Consider a Gaussian process $\tilde{f} \sim \mathcal{GP}$ as the surrogate model. As mentioned [before](https://probabilistic-ml.github.io/lecture-notes/02_probML/02_GPforML/02_GP.html), each prediction $\tilde{f}(x) = Y \sim \mathcal{N}(\mu_Y(x), \sigma_Y(x))$ represents a normal distribution. Thus, the surrogate-based problem from before could be rewritten as

\begin{equation}
\mathrm{arg}\, \min_x \mu_Y(x)
\end{equation}

From a Bayesian optimization perspective, this acquisition function $a(x)=\mu_Y(x)$ is called the mean acquisition.
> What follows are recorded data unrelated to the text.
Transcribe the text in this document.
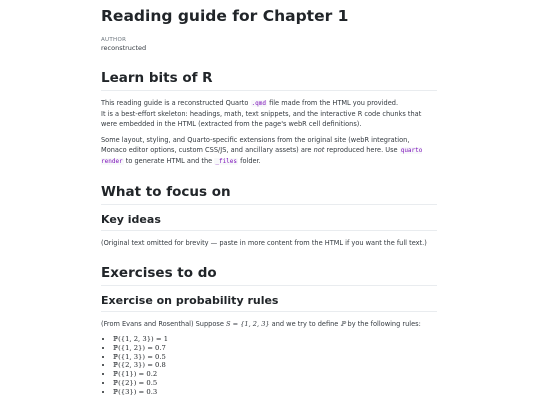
Reading guide for Chapter 1
AUTHOR
reconstructed
Learn bits of R

This reading guide is a reconstructed Quarto .qmd file made from the HTML you provided.
It is a best-effort skeleton: headings, math, text snippets, and the interactive R code chunks that were embedded in the HTML (extracted from the page's webR cell definitions).

Some layout, styling, and Quarto-specific extensions from the original site (webR integration, Monaco editor options, custom CSS/JS, and ancillary assets) are not reproduced here. Use quarto render to generate HTML and the _files folder.

What to focus on
Key ideas

(Original text omitted for brevity — paste in more content from the HTML if you want the full text.)

Exercises to do
Exercise on probability rules

(From Evans and Rosenthal) Suppose S = {1, 2, 3} and we try to define ℙ by the following rules:

• ℙ({1, 2, 3}) = 1
• ℙ({1, 2}) = 0.7
• ℙ({1, 3}) = 0.5
• ℙ({2, 3}) = 0.8
• ℙ({1}) = 0.2
• ℙ({2}) = 0.5
• ℙ({3}) = 0.3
More generally, some of the most popular acquisition functions are in form $a: \mathbb{R}^2 \rightarrow \mathbb{R}$ and the Bayesian optimization problem can be denoted as 

\begin{equation}
\mathrm{arg}\, \min_x a(\mu_Y(x), \sigma_Y(x))
\end{equation}

Here, two popular acquisition functions are introduced but there are a number of alternatives and constructing useful acquisition functions is an actively researched topic (see [black-box optimization challenge](https://bbochallenge.com)). An overview of some functions can be found [here](https://arxiv.org/pdf/1807.02811.pdf).



## Upper confidence bound (UCB)

The first acquisition